NASA and NOAA find 2022 to be one of the warmest years on record

The planet experienced one of its hottest years on record in 2022, as ocean temperatures rise and sea ice cover in Antarctica approaches record levels, two federal science agencies announced on Thursday.

Last year was the fifth-warmest in recorded history, with global average surface temperatures 1.6 degrees Fahrenheit (about 0.8 degrees Celsius) warmer than the 20th century average, according to the latest annual analysis by NASA. A separate report from the National Oceanic and Atmospheric Administration (NOAA) revealed that Earth is experiencing its sixth warmest year on record.

While the two agencies differed slightly in their rankings, both analyzes painted the same broad and grim picture of continued warming amid Earth’s changing climate.

“The difference between fifth and sixth in our ranking is on the order of one hundredth of a degree Celsius. “This is not a solid change,” Gavin Schmidt, director of NASA’s Goddard Institute for Space Studies, said in a news briefing Thursday. “We try not to do certain rankings too much. What matters is long-term trends and they are more consistent than a single record. [to the next]”

A woman wipes her forehead as people wait in line in Midtown Manhattan during a heat wave on July 21, 2022.  (Spencer Platt/Getty Images file)

A woman wipes her forehead as people wait in line in Midtown Manhattan during a heat wave on July 21, 2022. (Spencer Platt/Getty Images file)

Both reports show that the last nine years have been the warmest since records were kept in 1880.

Scientists agree that the world has warmed by about 1.1 degrees Celsius (2 degrees Fahrenheit) since the late 1800s.
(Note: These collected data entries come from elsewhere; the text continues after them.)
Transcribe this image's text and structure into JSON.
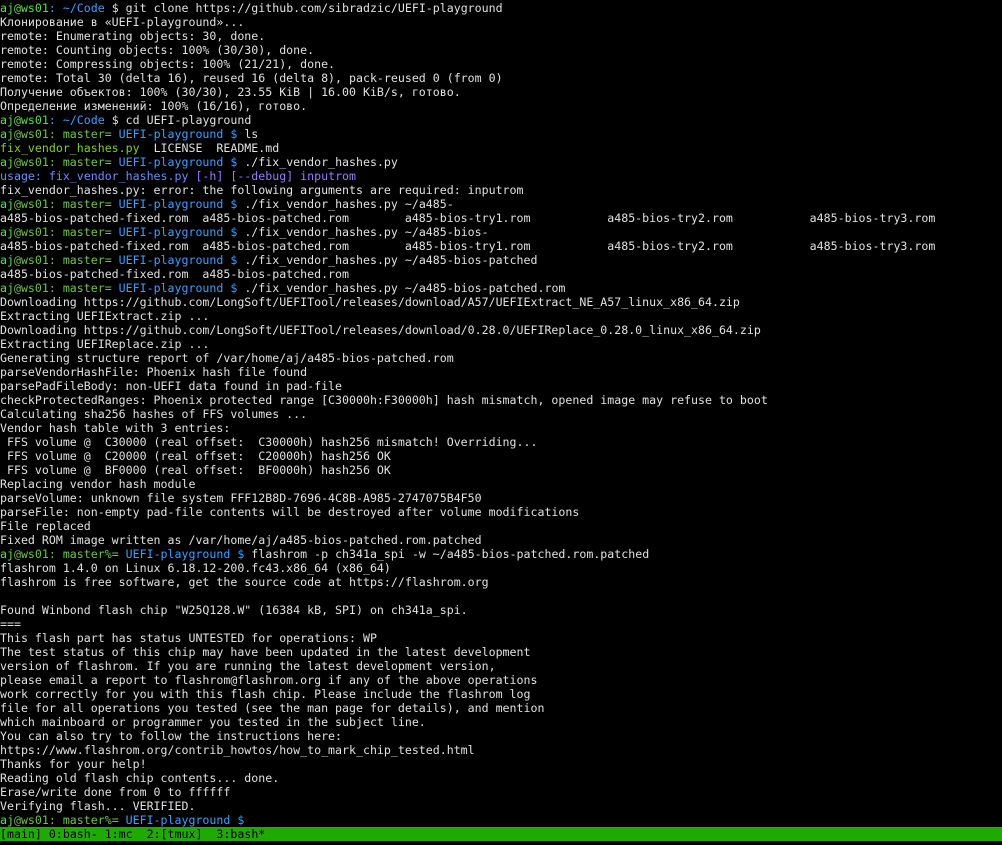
{
  "colors": {
    "default": "#e0e0e0",
    "user": "#55e04c",
    "host": "#55e04c",
    "path": "#3aa0ff",
    "branch": "#6fc44a",
    "exe": "#7ed31b",
    "usage": "#6a8cff",
    "opt": "#9a78ff",
    "status_bg": "#1faa00",
    "status_fg": "#000000"
  },
  "terminal": {
    "lines": [
      [
        {
          "t": "aj",
          "c": "user"
        },
        {
          "t": "@ws01",
          "c": "host"
        },
        {
          "t": ": ~/Code",
          "c": "path"
        },
        {
          "t": " $ git clone https://github.com/sibradzic/UEFI-playground",
          "c": "default"
        }
      ],
      [
        {
          "t": "Клонирование в «UEFI-playground»...",
          "c": "default"
        }
      ],
      [
        {
          "t": "remote: Enumerating objects: 30, done.",
          "c": "default"
        }
      ],
      [
        {
          "t": "remote: Counting objects: 100% (30/30), done.",
          "c": "default"
        }
      ],
      [
        {
          "t": "remote: Compressing objects: 100% (21/21), done.",
          "c": "default"
        }
      ],
      [
        {
          "t": "remote: Total 30 (delta 16), reused 16 (delta 8), pack-reused 0 (from 0)",
          "c": "default"
        }
      ],
      [
        {
          "t": "Получение объектов: 100% (30/30), 23.55 KiB | 16.00 KiB/s, готово.",
          "c": "default"
        }
      ],
      [
        {
          "t": "Определение изменений: 100% (16/16), готово.",
          "c": "default"
        }
      ],
      [
        {
          "t": "aj",
          "c": "user"
        },
        {
          "t": "@ws01",
          "c": "host"
        },
        {
          "t": ": ~/Code",
          "c": "path"
        },
        {
          "t": " $ cd UEFI-playground",
          "c": "default"
        }
      ],
      [
        {
          "t": "aj",
          "c": "user"
        },
        {
          "t": "@ws01: master= ",
          "c": "branch"
        },
        {
          "t": "UEFI-playground $",
          "c": "path"
        },
        {
          "t": " ls",
          "c": "default"
        }
      ],
      [
        {
          "t": "fix_vendor_hashes.py",
          "c": "exe"
        },
        {
          "t": "  LICENSE  README.md",
          "c": "default"
        }
      ],
      [
        {
          "t": "aj",
          "c": "user"
        },
        {
          "t": "@ws01: master= ",
          "c": "branch"
        },
        {
          "t": "UEFI-playground $",
          "c": "path"
        },
        {
          "t": " ./fix_vendor_hashes.py",
          "c": "default"
        }
      ],
      [
        {
          "t": "usage: fix_vendor_hashes.py ",
          "c": "usage"
        },
        {
          "t": "[-h] ",
          "c": "opt"
        },
        {
          "t": "[--debug] ",
          "c": "opt"
        },
        {
          "t": "inputrom",
          "c": "opt"
        }
      ],
      [
        {
          "t": "fix_vendor_hashes.py: error: the following arguments are required: inputrom",
          "c": "default"
        }
      ],
      [
        {
          "t": "aj",
          "c": "user"
        },
        {
          "t": "@ws01: master= ",
          "c": "branch"
        },
        {
          "t": "UEFI-playground $",
          "c": "path"
        },
        {
          "t": " ./fix_vendor_hashes.py ~/a485-",
          "c": "default"
        }
      ],
      [
        {
          "t": "a485-bios-patched-fixed.rom  a485-bios-patched.rom        a485-bios-try1.rom           a485-bios-try2.rom           a485-bios-try3.rom",
          "c": "default"
        }
      ],
      [
        {
          "t": "aj",
          "c": "user"
        },
        {
          "t": "@ws01: master= ",
          "c": "branch"
        },
        {
          "t": "UEFI-playground $",
          "c": "path"
        },
        {
          "t": " ./fix_vendor_hashes.py ~/a485-bios-",
          "c": "default"
        }
      ],
      [
        {
          "t": "a485-bios-patched-fixed.rom  a485-bios-patched.rom        a485-bios-try1.rom           a485-bios-try2.rom           a485-bios-try3.rom",
          "c": "default"
        }
      ],
      [
        {
          "t": "aj",
          "c": "user"
        },
        {
          "t": "@ws01: master= ",
          "c": "branch"
        },
        {
          "t": "UEFI-playground $",
          "c": "path"
        },
        {
          "t": " ./fix_vendor_hashes.py ~/a485-bios-patched",
          "c": "default"
        }
      ],
      [
        {
          "t": "a485-bios-patched-fixed.rom  a485-bios-patched.rom",
          "c": "default"
        }
      ],
      [
        {
          "t": "aj",
          "c": "user"
        },
        {
          "t": "@ws01: master= ",
          "c": "branch"
        },
        {
          "t": "UEFI-playground $",
          "c": "path"
        },
        {
          "t": " ./fix_vendor_hashes.py ~/a485-bios-patched.rom",
          "c": "default"
        }
      ],
      [
        {
          "t": "Downloading https://github.com/LongSoft/UEFITool/releases/download/A57/UEFIExtract_NE_A57_linux_x86_64.zip",
          "c": "default"
        }
      ],
      [
        {
          "t": "Extracting UEFIExtract.zip ...",
          "c": "default"
        }
      ],
      [
        {
          "t": "Downloading https://github.com/LongSoft/UEFITool/releases/download/0.28.0/UEFIReplace_0.28.0_linux_x86_64.zip",
          "c": "default"
        }
      ],
      [
        {
          "t": "Extracting UEFIReplace.zip ...",
          "c": "default"
        }
      ],
      [
        {
          "t": "Generating structure report of /var/home/aj/a485-bios-patched.rom",
          "c": "default"
        }
      ],
      [
        {
          "t": "parseVendorHashFile: Phoenix hash file found",
          "c": "default"
        }
      ],
      [
        {
          "t": "parsePadFileBody: non-UEFI data found in pad-file",
          "c": "default"
        }
      ],
      [
        {
          "t": "checkProtectedRanges: Phoenix protected range [C30000h:F30000h] hash mismatch, opened image may refuse to boot",
          "c": "default"
        }
      ],
      [
        {
          "t": "Calculating sha256 hashes of FFS volumes ...",
          "c": "default"
        }
      ],
      [
        {
          "t": "Vendor hash table with 3 entries:",
          "c": "default"
        }
      ],
      [
        {
          "t": " FFS volume @  C30000 (real offset:  C30000h) hash256 mismatch! Overriding...",
          "c": "default"
        }
      ],
      [
        {
          "t": " FFS volume @  C20000 (real offset:  C20000h) hash256 OK",
          "c": "default"
        }
      ],
      [
        {
          "t": " FFS volume @  BF0000 (real offset:  BF0000h) hash256 OK",
          "c": "default"
        }
      ],
      [
        {
          "t": "Replacing vendor hash module",
          "c": "default"
        }
      ],
      [
        {
          "t": "parseVolume: unknown file system FFF12B8D-7696-4C8B-A985-2747075B4F50",
          "c": "default"
        }
      ],
      [
        {
          "t": "parseFile: non-empty pad-file contents will be destroyed after volume modifications",
          "c": "default"
        }
      ],
      [
        {
          "t": "File replaced",
          "c": "default"
        }
      ],
      [
        {
          "t": "Fixed ROM image written as /var/home/aj/a485-bios-patched.rom.patched",
          "c": "default"
        }
      ],
      [
        {
          "t": "aj",
          "c": "user"
        },
        {
          "t": "@ws01: master%= ",
          "c": "branch"
        },
        {
          "t": "UEFI-playground $",
          "c": "path"
        },
        {
          "t": " flashrom -p ch341a_spi -w ~/a485-bios-patched.rom.patched",
          "c": "default"
        }
      ],
      [
        {
          "t": "flashrom 1.4.0 on Linux 6.18.12-200.fc43.x86_64 (x86_64)",
          "c": "default"
        }
      ],
      [
        {
          "t": "flashrom is free software, get the source code at https://flashrom.org",
          "c": "default"
        }
      ],
      [
        {
          "t": "",
          "c": "default"
        }
      ],
      [
        {
          "t": "Found Winbond flash chip \"W25Q128.W\" (16384 kB, SPI) on ch341a_spi.",
          "c": "default"
        }
      ],
      [
        {
          "t": "===",
          "c": "default"
        }
      ],
      [
        {
          "t": "This flash part has status UNTESTED for operations: WP",
          "c": "default"
        }
      ],
      [
        {
          "t": "The test status of this chip may have been updated in the latest development",
          "c": "default"
        }
      ],
      [
        {
          "t": "version of flashrom. If you are running the latest development version,",
          "c": "default"
        }
      ],
      [
        {
          "t": "please email a report to flashrom@flashrom.org if any of the above operations",
          "c": "default"
        }
      ],
      [
        {
          "t": "work correctly for you with this flash chip. Please include the flashrom log",
          "c": "default"
        }
      ],
      [
        {
          "t": "file for all operations you tested (see the man page for details), and mention",
          "c": "default"
        }
      ],
      [
        {
          "t": "which mainboard or programmer you tested in the subject line.",
          "c": "default"
        }
      ],
      [
        {
          "t": "You can also try to follow the instructions here:",
          "c": "default"
        }
      ],
      [
        {
          "t": "https://www.flashrom.org/contrib_howtos/how_to_mark_chip_tested.html",
          "c": "default"
        }
      ],
      [
        {
          "t": "Thanks for your help!",
          "c": "default"
        }
      ],
      [
        {
          "t": "Reading old flash chip contents... done.",
          "c": "default"
        }
      ],
      [
        {
          "t": "Erase/write done from 0 to ffffff",
          "c": "default"
        }
      ],
      [
        {
          "t": "Verifying flash... VERIFIED.",
          "c": "default"
        }
      ],
      [
        {
          "t": "aj",
          "c": "user"
        },
        {
          "t": "@ws01: master%= ",
          "c": "branch"
        },
        {
          "t": "UEFI-playground $",
          "c": "path"
        }
      ]
    ]
  },
  "tmux_status": {
    "segments": [
      {
        "t": "[main] ",
        "name": "tmux-session-name"
      },
      {
        "t": "0:bash- ",
        "name": "tmux-window-0"
      },
      {
        "t": "1:mc  ",
        "name": "tmux-window-1"
      },
      {
        "t": "2:[tmux]  ",
        "name": "tmux-window-2"
      },
      {
        "t": "3:bash*",
        "name": "tmux-window-3"
      }
    ]
  }
}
The landmark 2015 Paris Agreement aimed to limit warming to 1.5 degrees Celsius (2.7 degrees Fahrenheit) to prevent the most disastrous consequences of climate change.

Current trends suggest that the world may be running out of time.
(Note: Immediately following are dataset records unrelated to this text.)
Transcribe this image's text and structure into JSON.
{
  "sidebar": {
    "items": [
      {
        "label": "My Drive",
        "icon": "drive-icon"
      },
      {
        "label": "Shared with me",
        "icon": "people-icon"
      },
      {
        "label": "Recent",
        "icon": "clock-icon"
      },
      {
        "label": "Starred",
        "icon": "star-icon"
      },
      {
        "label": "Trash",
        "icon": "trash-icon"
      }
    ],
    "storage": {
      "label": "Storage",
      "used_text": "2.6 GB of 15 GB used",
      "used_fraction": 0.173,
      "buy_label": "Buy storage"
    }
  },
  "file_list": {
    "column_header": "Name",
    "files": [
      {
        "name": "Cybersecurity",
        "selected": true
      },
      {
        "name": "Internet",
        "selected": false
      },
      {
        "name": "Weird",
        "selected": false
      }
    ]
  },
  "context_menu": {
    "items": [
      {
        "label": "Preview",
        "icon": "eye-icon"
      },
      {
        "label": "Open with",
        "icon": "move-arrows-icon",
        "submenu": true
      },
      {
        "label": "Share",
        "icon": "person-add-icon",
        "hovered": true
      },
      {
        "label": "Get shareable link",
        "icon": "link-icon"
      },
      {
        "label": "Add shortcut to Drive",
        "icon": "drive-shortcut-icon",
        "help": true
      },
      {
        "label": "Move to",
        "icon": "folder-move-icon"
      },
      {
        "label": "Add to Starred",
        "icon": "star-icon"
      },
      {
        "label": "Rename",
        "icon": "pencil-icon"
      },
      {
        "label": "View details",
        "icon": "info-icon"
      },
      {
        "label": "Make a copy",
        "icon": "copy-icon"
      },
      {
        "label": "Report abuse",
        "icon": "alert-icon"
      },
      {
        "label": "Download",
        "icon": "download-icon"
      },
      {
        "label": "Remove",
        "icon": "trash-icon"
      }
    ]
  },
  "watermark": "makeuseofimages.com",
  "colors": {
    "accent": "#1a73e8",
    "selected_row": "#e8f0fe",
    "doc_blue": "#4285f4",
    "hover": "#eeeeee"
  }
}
“We’re getting a little closer to that,” said Russell Vose, chief of climate monitoring at NOAA’s National Centers for Environmental Information, about the 1.5-degree threshold.

Homeless people sleep in the shadow of a bridge in extreme heat conditions in New Delhi on May 20, 2022.  (Manish Swarup / AP file)
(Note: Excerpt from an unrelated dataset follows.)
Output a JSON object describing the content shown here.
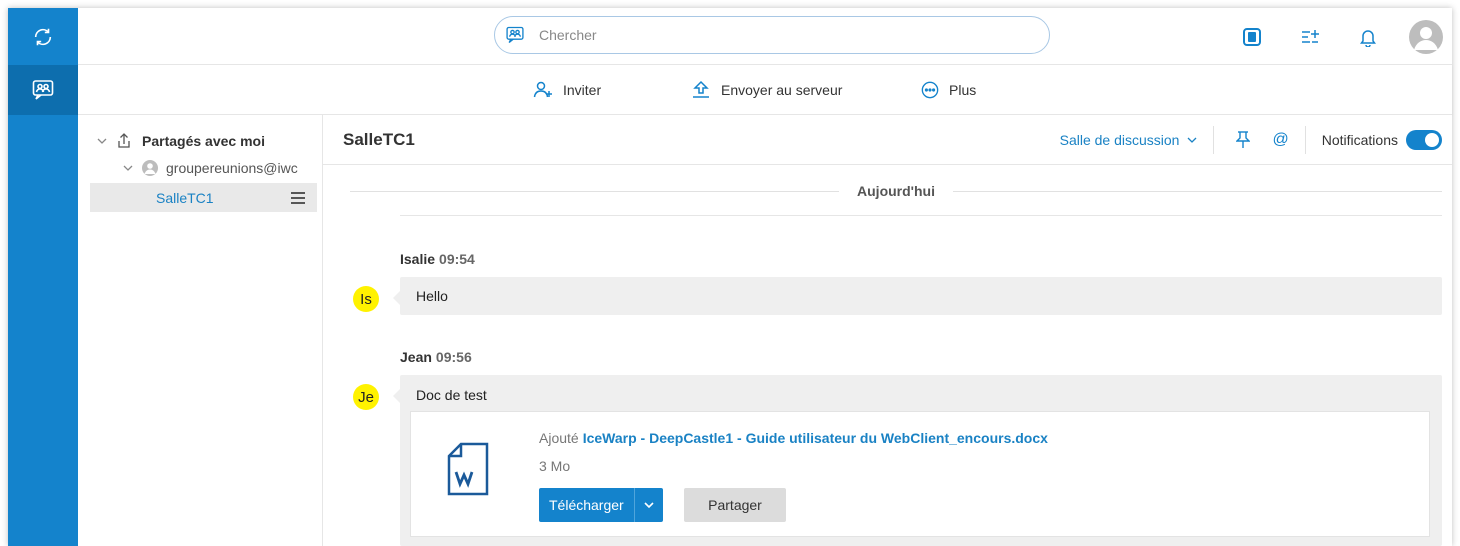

Homeless people sleep in the shadow of a bridge in extreme heat conditions in New Delhi on May 20, 2022. (Manish Swarup / AP file)

In any given year, average global temperatures are likely to jump more than the 1.5-degree threshold in that decade, but the more worrying trend comes when that level of warming continues for decades.

A major report from the United Nations Intergovernmental Panel on Climate Change predicts that global warming could exceed 1.5 degrees Celsius around 2040.

The consequences of such warming are already being felt around the world, from the devastating floods in Pakistan last year to the record-breaking heatwaves in Europe and Asia to the ongoing drought around the world. Studies have shown that global warming will intensify many such extreme weather events.

NOAA’s analysis has also raised alarm about the health of the world’s oceans.

Ocean heat content, a measure of the amount of heat stored in the upper ocean levels, hit a record last year, surpassing the record set in 2021. -leveling up and extreme weather.

Temperatures in 2022 also continued to affect the sea ice cover at the Earth’s poles. Antarctica’s average annual sea ice coverage has dropped to 4.1 million square miles, approaching the record low set in 1987. Meanwhile, the Arctic recorded average annual sea ice coverage at 4.1 million miles, the 11th smallest distance on record, according to NOAA.

NASA Administrator Bill Nelson described the findings of both reports as a “call to action.”

“Our warming climate is already leaving its mark: Forest fires are intensifying; hurricanes are getting stronger; “Drought is wreaking havoc and sea levels are rising,” Nelson said in a statement.